Guerreiro
Bato devagar no meu baseado uma tragada demorada. Estou encostado na parede de uma casa, calado como sempre. A fumaça do baseado sai entre meus lábios.
Meu olhar sério por baixo do meu boné analisa Patatá e Ratinho comentando alguns assuntos, algumas palavras entram no meu ouvido e saí no outro de tão desinteressantes.
Dois dias passaram desde o assalto e nesse momento estamos na comunidade da Pedreira. Minha vida sempre girou em volta do crime, desde menor atuando em vários cargos. Na hierarquia sou considerado como um 157 mais amplo possível.
— A crentona do cú quente! — a voz do Patatá soou alto, sentado na calçada.
Tiro meu olhar do baseado, mirando minha visão na garota, que desce ainda em uma distância grande.
Em passos lentos seu corpo se move com uma bíblia em suas mãos. A saia molda até os joelhos, marcando a curva do corpo dela e blusa social por dentro, tampa a parte de cima dos seios. Cabelo cacheado e enorme balançam na medida dos seus passos. Olhar baixo, ela está envergonhada, parceiro.
Acompanho seus passos com meus olhos. O exato momento que ela passa em frente, percorro minha língua por meus lábios. Abaixo a mão onde seguro o baseado.
Minha atenção passa pela lateral do seu rosto, nariz empinadinho, pele lisa mesmo tendo o cabelo cacheado cobrindo seu rosto.
— Fala tú, crente, mas você é doidinho pra foder…— Ratinho gasta sarcástico.
— Não estou a fim de ver a visão da amazônia, deve estar toda... cheia. Bom que deve ser apertadinha.
Eles soltam umas risadinhas irônicas, fazendo a mandada trazer os olhos pelo canto dos olhos.
Minha visão se encontra direto com seus olhos. Nossos olhos se encontram com uma fixação única. Sua atenção é retraída em uma íris de quem está brava, de imediato muda a atenção para frente novamente ao perceber minha atenção diretamente nela.
A visão agora que tenho é dela de costas, dessa vez a saia não marca tanto sua bunda, mas tenho a visão do cabelão cacheado na cor clara sendo refletido pela luz do sol. Olho pelos próximos minutos até ela tomar uma distância pela ladeira, entrando na primeira rua sem olhar para trás.
— Qual é o nome da garota? — minha voz rouca pergunta.
— Qual foi, não é do seu porte não. — Ratinho diz.
— Eu te perguntei a porra do nome — ergo o olhar na sua direção. Fito seu rosto e seu corpo quase do meu lado.
Sua pele negra reflete sobre o sol das cinco horas da tarde desta sexta-feira.
— Ela é a crente, filha do pastor do beco do lado, estou ligado que é Jéssica. — Patatá avisa na frente.
Suspendo minha mão esquerda, fazendo um joia na sua direção e apago o baseado com a outra mão, guardo-o no bolso junto com o isqueiro.

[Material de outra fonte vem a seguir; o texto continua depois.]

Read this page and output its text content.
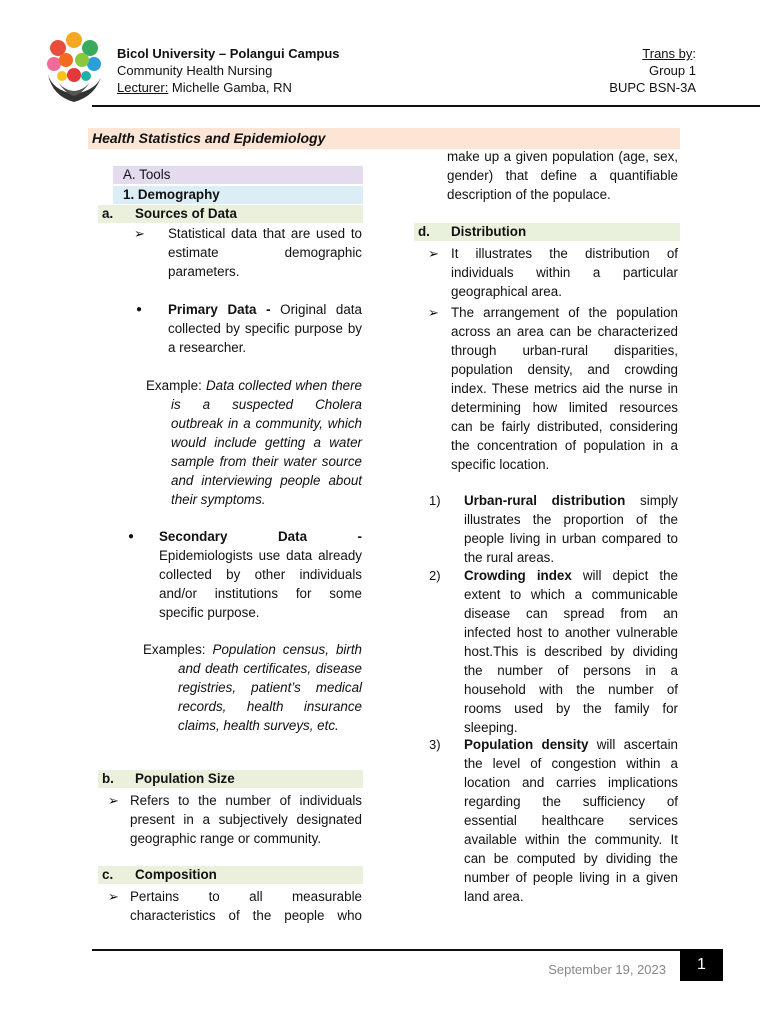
Bicol University – Polangui Campus
Community Health Nursing
Lecturer: Michelle Gamba, RN
Trans by:
Group 1
BUPC BSN-3A
Health Statistics and Epidemiology
A. Tools
1. Demography
a. Sources of Data
➢ Statistical data that are used to estimate demographic parameters.
● Primary Data - Original data collected by specific purpose by a researcher.
Example: Data collected when there is a suspected Cholera outbreak in a community, which would include getting a water sample from their water source and interviewing people about their symptoms.
● Secondary Data - Epidemiologists use data already collected by other individuals and/or institutions for some specific purpose.
Examples: Population census, birth and death certificates, disease registries, patient’s medical records, health insurance claims, health surveys, etc.
b. Population Size
➢ Refers to the number of individuals present in a subjectively designated geographic range or community.
c. Composition
➢ Pertains to all measurable characteristics of the people who
make up a given population (age, sex, gender) that define a quantifiable description of the populace.
d. Distribution
➢ It illustrates the distribution of individuals within a particular geographical area.
➢ The arrangement of the population across an area can be characterized through urban-rural disparities, population density, and crowding index. These metrics aid the nurse in determining how limited resources can be fairly distributed, considering the concentration of population in a specific location.
1) Urban-rural distribution simply illustrates the proportion of the people living in urban compared to the rural areas.
2) Crowding index will depict the extent to which a communicable disease can spread from an infected host to another vulnerable host.This is described by dividing the number of persons in a household with the number of rooms used by the family for sleeping.
3) Population density will ascertain the level of congestion within a location and carries implications regarding the sufficiency of essential healthcare services available within the community. It can be computed by dividing the number of people living in a given land area.
September 19, 2023	1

Mulher comigo são as interesseiras, deixo explícito a única transa e quando me der vontade novamente, eu aciono, caso contrário não quero contato. Não me prendo nessas paradas, odeio dar satisfação pra mulher, mané. Na minha criação aprendi dessa forma, meu pai me influenciou desde quando eu era criança. Cresci revoltado por ter que aprender cada ato dele com a minha mãe, mas cresci com isso em mente. Ambiente de lar é um aprendiz.
Sou errado. Sou todo fechado para me expressar, quando falam que bandido não tem sentimentos acreditem, não tem! Sem massagem, sem maquiagens. Sou 157 e 33. Tudo que eu acompanhei nessa vida jamais desejo para alguém.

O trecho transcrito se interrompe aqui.